68. Anayasa Mahkemesinin maddi tazminata hükmedebilmesi için başvurucunun uğradığını iddia ettiği maddi zarar ile tespit edilen ihlal arasında illiyet bağı bulunmalıdır. Başvurucunun bu konuda herhangi bir belge sunmamış olması nedeniyle maddi tazminat talebinin reddine karar verilmesi gerekir.

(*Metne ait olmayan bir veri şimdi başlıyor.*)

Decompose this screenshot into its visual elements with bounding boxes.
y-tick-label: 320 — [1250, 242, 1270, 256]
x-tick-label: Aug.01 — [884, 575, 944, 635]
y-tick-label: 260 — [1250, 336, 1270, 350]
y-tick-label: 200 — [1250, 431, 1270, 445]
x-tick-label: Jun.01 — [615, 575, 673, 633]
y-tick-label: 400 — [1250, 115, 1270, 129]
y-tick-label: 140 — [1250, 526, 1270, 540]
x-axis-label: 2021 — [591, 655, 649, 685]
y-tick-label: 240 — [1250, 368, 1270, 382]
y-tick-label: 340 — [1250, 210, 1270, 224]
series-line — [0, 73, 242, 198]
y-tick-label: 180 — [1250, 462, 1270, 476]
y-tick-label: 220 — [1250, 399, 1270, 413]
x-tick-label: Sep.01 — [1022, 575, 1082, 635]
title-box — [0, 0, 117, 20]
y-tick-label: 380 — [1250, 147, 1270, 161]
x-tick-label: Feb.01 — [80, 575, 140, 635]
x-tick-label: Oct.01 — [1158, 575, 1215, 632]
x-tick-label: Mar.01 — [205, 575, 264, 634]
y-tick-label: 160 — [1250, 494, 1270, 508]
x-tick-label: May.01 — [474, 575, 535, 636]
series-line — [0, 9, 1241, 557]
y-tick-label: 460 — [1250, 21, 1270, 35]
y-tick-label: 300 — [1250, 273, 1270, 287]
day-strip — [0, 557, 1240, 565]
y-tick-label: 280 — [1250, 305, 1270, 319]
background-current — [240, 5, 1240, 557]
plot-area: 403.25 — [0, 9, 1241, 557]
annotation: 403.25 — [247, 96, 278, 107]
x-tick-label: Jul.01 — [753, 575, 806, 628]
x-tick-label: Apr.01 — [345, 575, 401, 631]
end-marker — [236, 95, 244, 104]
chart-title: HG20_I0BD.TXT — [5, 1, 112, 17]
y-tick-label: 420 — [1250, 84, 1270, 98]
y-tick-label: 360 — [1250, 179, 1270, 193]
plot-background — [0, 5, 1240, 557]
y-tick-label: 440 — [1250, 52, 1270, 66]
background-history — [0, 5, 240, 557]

69. 3.000 TL vekâlet ücretinden oluşan yargılama giderinin başvurucuya ödenmesine karar verilmesi gerekir.
VI. HÜKÜM
Açıklanan gerekçelerle;
A. Kötü muamele yasağının ihlal edildiğine ilişkin iddiasının KABUL EDİLEBİLİR OLDUĞUNA,
B. Anayasa’nın 17. maddesinin üçüncü fıkrasında güvence altına alınan kötü muamele yasağının usul boyutunun İHLAL EDİLDİĞİNE,
C. Kararın bir örneğinin kötü muamele yasağının usule ilişkin boyutunun ihlalinin ve sonuçlarının ortadan kaldırılması için yeniden soruşturma yapılmak üzere Gaziantep Cumhuriyet Başsavcılığına GÖNDERİLMESİNE,
D. Başvurucuya net 20.000 TL manevi tazminat ÖDENMESİNE, diğer tazminat taleplerinin REDDİNE,
E.3.000 TL vekâlet ücretinden oluşan yargılama giderinin başvurucuya ÖDENMESİNE,
F. Ödemenin, kararın tebliğini takiben başvurucunun Hazine ve Maliye Bakanlığına başvuru tarihinden itibaren dört ay içinde yapılmasına, ödemede gecikme olması hâlinde bu sürenin sona erdiği tarihten ödeme tarihine kadar geçen süre için yasal FAİZ UYGULANMASINA,
G. Kararın bir örneğinin Adalet Bakanlığına GÖNDERİLMESİNE 29/9/2020 tarihinde OYBİRLİĞİYLE karar verildi.